Example. For their final year projects, students need to be matched up with project supervisors. For simplicity, we assume that there are as many supervisors as there are students. Each student gets one supervisor and each supervisor gets one student. To start the process of pairing up students with supervisors, each student selects 4 preferred supervisors. The project organizers then strive to find a matching where each student gets assigned one of their preferred supervisors.

This setup can be described as a bipartite graph, that is a graph with vertex set $X \cup Y$, where $X$ is the set of students and $Y$ the set of supervisors, and each edge in the graph has one of its endpoints in $X$ and the other endpoint in $Y$.

The problem then is to find a perfect matching, that is a subset of the edges in the graph so that each node in $X \cup Y$ is involved in exactly one edge. (Of course this is only possible if the two sets have the same size, $|X| = |Y|$. A perfect matching in a bipartite graph effectively describes an explicit bijection between $X$ and $Y$.)

Example. A domino tiling of a region in the Euclidean plane is a tesselation of that region by $1 \times 2$ rectangles called dominoes.

When adjacency of $1 \times 1$ square is modelled as a (bipartite!) graph, the existence of a domino tiling is a matching problem. A particular instance of such a problem is the domino tiling of an Aztec diamond, which relates to many interesting problems in Combinatorics …

Can you tile the following region with dominoes?


The bipartite graph


has a perfect matching, as indicated by the fat blue edges.

The graph


has no perfect matching, as the set $S = \{v, w, x\}$ is constricted, i.e., $|S| > |N(S)|$, where $N(S)$ is the set of neighbours (or friends) of all the nodes in $S$.

It turns out that constricted sets are the only obstruction to having a perfect matching.

The Matching Theorem

Matching Theorem (Hall, König 1935) If a bipartite graph $G = (X \cup Y, E)$ with $|X| = |Y|$ has no perfect matching then it contains a constricted set.

In other words, a bipartite graph on two equipotent sets $X$ and $Y$ either has a perfect matching or contains a constricted set.

A constructive procedure that produces from a bipartite graph either a perfect matching or a constricted set would prove the Matching Theorem.

For this, a matching (not necessarily perfect) in a bipartite graph is a subset of the edges involving each node at most once.

Proof.
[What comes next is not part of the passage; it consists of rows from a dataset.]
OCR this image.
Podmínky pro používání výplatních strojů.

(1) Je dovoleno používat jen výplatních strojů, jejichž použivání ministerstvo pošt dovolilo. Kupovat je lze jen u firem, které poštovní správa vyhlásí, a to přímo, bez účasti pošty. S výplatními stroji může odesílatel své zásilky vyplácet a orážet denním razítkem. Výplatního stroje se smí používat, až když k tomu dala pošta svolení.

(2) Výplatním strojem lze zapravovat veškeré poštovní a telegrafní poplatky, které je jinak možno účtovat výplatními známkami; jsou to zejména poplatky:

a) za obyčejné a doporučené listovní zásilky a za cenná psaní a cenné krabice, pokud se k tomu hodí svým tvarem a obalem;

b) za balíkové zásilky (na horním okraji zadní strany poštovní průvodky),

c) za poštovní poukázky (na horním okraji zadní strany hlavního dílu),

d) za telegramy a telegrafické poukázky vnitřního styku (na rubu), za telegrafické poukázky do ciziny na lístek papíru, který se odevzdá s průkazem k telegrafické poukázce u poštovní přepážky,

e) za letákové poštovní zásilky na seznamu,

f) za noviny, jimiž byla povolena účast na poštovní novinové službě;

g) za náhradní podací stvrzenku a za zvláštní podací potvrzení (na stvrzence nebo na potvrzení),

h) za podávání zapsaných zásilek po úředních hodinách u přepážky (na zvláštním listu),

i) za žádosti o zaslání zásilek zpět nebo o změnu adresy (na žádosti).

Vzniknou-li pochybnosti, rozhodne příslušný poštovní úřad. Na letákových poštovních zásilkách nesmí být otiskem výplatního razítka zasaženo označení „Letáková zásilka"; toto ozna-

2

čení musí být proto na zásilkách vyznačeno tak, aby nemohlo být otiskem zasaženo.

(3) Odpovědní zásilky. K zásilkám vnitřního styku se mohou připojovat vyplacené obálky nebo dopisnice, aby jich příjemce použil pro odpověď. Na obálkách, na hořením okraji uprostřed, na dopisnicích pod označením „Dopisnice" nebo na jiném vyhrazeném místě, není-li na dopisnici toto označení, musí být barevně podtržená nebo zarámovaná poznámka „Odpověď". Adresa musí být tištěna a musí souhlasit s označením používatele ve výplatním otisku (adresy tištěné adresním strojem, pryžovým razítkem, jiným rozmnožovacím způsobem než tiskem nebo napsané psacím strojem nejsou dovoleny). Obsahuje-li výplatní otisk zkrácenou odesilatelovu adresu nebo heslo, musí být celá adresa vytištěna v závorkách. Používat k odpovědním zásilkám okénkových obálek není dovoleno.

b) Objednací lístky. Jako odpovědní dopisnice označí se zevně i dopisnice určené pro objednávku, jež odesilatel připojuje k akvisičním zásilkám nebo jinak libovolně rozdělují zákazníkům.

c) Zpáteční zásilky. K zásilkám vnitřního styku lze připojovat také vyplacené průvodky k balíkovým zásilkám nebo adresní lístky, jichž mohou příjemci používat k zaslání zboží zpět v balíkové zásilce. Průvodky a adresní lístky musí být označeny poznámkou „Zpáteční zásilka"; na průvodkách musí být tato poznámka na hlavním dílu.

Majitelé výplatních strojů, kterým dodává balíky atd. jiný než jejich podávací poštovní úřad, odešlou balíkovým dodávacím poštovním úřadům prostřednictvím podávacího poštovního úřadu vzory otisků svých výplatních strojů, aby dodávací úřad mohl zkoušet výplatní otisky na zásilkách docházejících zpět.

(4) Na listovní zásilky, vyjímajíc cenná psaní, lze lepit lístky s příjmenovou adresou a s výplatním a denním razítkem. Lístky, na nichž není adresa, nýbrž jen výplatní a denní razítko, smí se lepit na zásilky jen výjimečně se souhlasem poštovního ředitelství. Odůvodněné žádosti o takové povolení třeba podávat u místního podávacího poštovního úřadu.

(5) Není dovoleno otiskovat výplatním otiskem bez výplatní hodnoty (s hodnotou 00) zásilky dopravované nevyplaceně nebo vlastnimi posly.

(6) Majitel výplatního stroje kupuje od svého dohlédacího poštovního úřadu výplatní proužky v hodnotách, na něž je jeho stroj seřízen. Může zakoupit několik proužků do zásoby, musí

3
The central idea of this proof is that a matching can be enlarged along an alternating path with unmatched endpoints by swapping matching and nonmatching edges.


Here, an alternating path in a bipartite graph with a matching is a simple path that alternates between matching and nonmatching edges. An alternating path whose endpoints are both unmatched is called an augmenting path.
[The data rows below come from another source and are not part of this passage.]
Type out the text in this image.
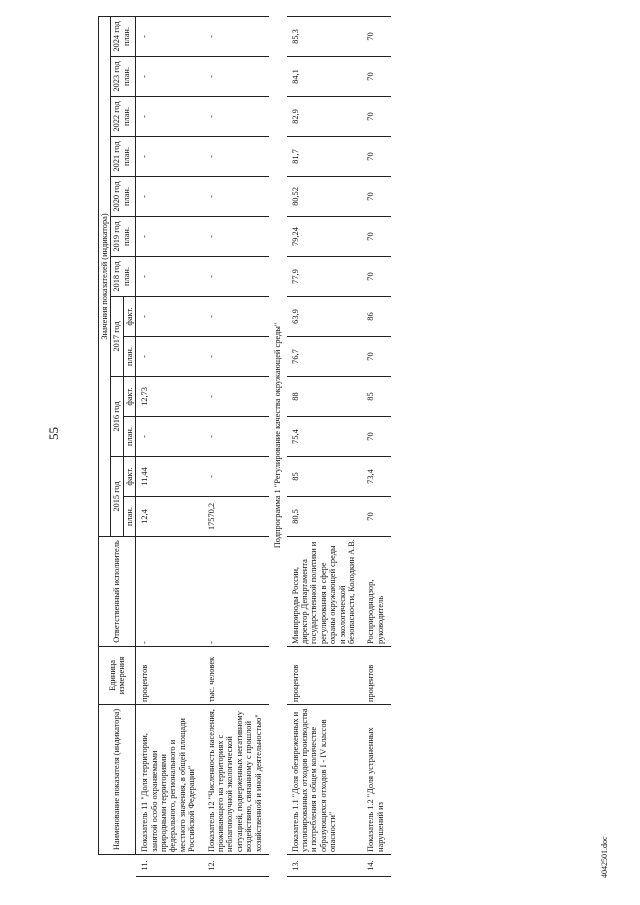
55
4042501.doc
	Наименование показателя (индикатора)	Единица измерения	Ответственный исполнитель	Значения показателей (индикатора)												
				2015 год		2016 год		2017 год		2018 год план.	2019 год план.	2020 год план.	2021 год план.	2022 год план.	2023 год план.	2024 год план.
				план.	факт.	план.	факт.	план.	факт.							
11.	Показатель 11 "Доля территории, занятой особо охраняемыми природными территориями федерального, регионального и местного значения, в общей площади Российской Федерации"	процентов	-	12,4	11,44	-	12,73	-	-	-	-	-	-	-	-	-
12.	Показатель 12 "Численность населения, проживающего на территориях с неблагополучной экологической ситуацией, подверженных негативному воздействию, связанному с прошлой хозяйственной и иной деятельностью"	тыс. человек	-	17570,2	-	-	-	-	-	-	-	-	-	-	-	-
	Подпрограмма 1 "Регулирование качества окружающей среды"															
13.	Показатель 1.1 "Доля обезвреженных и утилизированных отходов производства и потребления в общем количестве образующихся отходов I - IV классов опасности"	процентов	Минприроды России, директор Департамента государственной политики и регулирования в сфере охраны окружающей среды и экологической безопасности, Колодкин А.В.	80,5	85	75,4	88	76,7	63,9	77,9	79,24	80,52	81,7	82,9	84,1	85,3
14.	Показатель 1.2 "Доля устраненных нарушений из	процентов	Росприроднадзор, руководитель	70	73,4	70	85	70	86	70	70	70	70	70	70	70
Clearly, if there is an augmenting path, then removing the matching edges on this path from the current matching, and instead adding the nonmatching edges on the path to the matching, will enlarge the matching by one more edge.


How to find an augmenting path? By alternating BFS (Breadth First Search).

Starting with an unmatched node $x \in X$, add nodes that can be reached from $x$ layer by layer, in such a way that nonmatching edges alternate with matching edges. As the graph is bipartite, the layers will alternatingly consist of nodes from $X$ and nodes from $Y$. The edges from an $X$-layer to the next $Y$-layer will be nonmatching, while the edges from a $Y$-layer to the next $X$-layer will be matching.


If this process produces an unmatched node (in an $X$-layer) then it exhibits an augmenting path.


If the process fails to produce an unmatched node then the resulting alternating BFS-tree has the property that the matching edges establish bijections between all the $Y$-layers and all the $X$-layers except for the $X$-layer $0$ containing the initial unmatched node. Hence, overall, there is one more $X$-node in the tree than there are $Y$-nodes.


Moreover, by construction, every neighbour of every $X$-node is contained in (a $Y$-layer of) the tree.

It follows that the $X$-nodes in the tree form a constricted set.

In this way, alternating BFS provides an algorithm that, given any bipartite graph, either produces a perfect matching, or exhibits a constricted set. This completes the proof of the Matching Theorem.

Maximal Matchings

When the above algorithm stops with the detection of a constricted set, we know that there is no perfect matching. But one may ask whether the matching constructed so far is maximal in size. A moment’s reflection shows that a matching in a bipartite graph is only maximal, if alternating BFS applied to any unmatched node does not yield an augmenting path. To actually check this might be a lot of work.

A variant of the above algorithm, which instead of a single unmatched node uses all unmatched nodes in $X$ as its layer $0$, can be used to grow a maximal matching more efficiently.